Dan416
Senior Member
I like their plan for fixing up the arterial road network.
...Finally, it's time for there to be a ring road around London, ON
...I'd like to see more simple dual carriageways with at-grade intersections, interchanges where necessary, common in the US (see US 61/State 27 through Missouri and Iowa as a great example). In Ontario, we go big (full freeway) or not at all. Examples where simple twinning makes sense:
Ever driven on the Veteran's Memorial Parkway (VMP) in London? Its an "expressway" that has intersections instead of interchanges. It was a 2 lane road from the 1960s until most of it was twinned in 2006.
If a ring road ever gets built around London, the VMP would mark the eastern edge, an extened 403 will make up the north section, and a new freeway is needed to make the west segment. The 401 and 402 would be the southern part.
The only highway we have now is the 4 which just takes over city streets to designate it as highway 4.
I've always found it odd that Highway 4 is in London and Highway 404 is in the GTA. Aren't the numbers of the 400-Series supposed to reflect the highway nearby? (Ie 402, 403, 406, 407, (408 if built), 409?, 410, 416, 417, 427 all have numbers to reflect the nearby highway.)
But I don't think it's substandard. Most European highways would be substandard if you compare to our highways, but maybe we should look at it another way - it's not their highways that are substandard, it's our highways that are overbuilt. Think of how much money we'd save if we built like the Italians do:
Italian autostrade vs. Canadian freeway
The Canadian one is probably triple the width. And the fact that we build to the same standard through the Canadian Shield makes our highways way more expensive than they need to be. There are some ridiculously wide rock cuts in Ontario.
That only came later. Initially they were just numbered starting from 0, IIRC (400, 401, 402, 403, 404).
posted this on SSP.... I really think they should be considering the 2+1 style road like Sweden has for some of the more remote sections in Ontario. 2 lanes plus 1 lane that alternates every few KM, cable barrier, some interchanges, some at-grade/RIRO... it`s led to motorway level safety but with much cheaper costs (as it is basically using existing corridors/roadways).

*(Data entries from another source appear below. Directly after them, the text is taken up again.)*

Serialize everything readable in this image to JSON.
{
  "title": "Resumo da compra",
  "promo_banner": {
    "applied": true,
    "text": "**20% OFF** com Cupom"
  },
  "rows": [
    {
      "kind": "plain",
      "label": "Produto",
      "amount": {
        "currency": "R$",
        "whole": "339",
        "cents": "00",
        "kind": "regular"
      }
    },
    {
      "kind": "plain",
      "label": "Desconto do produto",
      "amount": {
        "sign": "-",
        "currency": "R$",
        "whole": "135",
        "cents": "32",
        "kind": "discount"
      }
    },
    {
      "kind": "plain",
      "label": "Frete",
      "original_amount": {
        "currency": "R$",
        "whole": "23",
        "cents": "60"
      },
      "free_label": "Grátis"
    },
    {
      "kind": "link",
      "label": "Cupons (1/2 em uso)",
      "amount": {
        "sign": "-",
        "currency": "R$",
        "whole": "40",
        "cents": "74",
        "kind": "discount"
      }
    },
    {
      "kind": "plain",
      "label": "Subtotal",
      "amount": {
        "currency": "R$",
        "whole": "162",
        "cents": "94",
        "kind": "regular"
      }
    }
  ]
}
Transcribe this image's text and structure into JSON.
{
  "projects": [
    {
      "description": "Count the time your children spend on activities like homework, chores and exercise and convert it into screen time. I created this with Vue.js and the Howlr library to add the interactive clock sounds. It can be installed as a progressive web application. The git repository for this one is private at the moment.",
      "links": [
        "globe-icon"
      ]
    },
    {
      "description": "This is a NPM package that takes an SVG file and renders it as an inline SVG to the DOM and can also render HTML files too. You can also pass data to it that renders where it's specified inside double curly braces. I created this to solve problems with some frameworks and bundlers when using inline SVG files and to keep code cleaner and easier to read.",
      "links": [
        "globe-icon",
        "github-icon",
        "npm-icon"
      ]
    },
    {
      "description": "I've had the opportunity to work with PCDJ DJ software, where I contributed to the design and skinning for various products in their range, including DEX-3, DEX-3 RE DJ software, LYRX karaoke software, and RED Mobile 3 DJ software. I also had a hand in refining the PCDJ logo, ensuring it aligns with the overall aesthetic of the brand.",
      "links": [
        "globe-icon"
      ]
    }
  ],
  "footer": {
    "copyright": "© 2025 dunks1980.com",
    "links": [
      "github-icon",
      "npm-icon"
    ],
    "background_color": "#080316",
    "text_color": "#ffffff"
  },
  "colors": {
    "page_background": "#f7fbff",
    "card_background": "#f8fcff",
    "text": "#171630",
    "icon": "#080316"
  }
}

The focus of road expansion in the GTA should be eliminating bottlenecks and dead ends, not the construction of brand new highways. Adding a third lane to the southbound DVP over the 401 comes to mind. Adjusting lane configurations would go a long way at places such as Avenue/Davisville, and in the Dupont/Davenport and Black Creek/Weston areas. Traffic could be relieved from arterial roads by building more connections across barriers such as the 401 and various rail lines.
Most of these projects involve nothing more than repainting lane stripes and building 100m road segments across gaps. Anything larger should be built only after transit has been given a chance.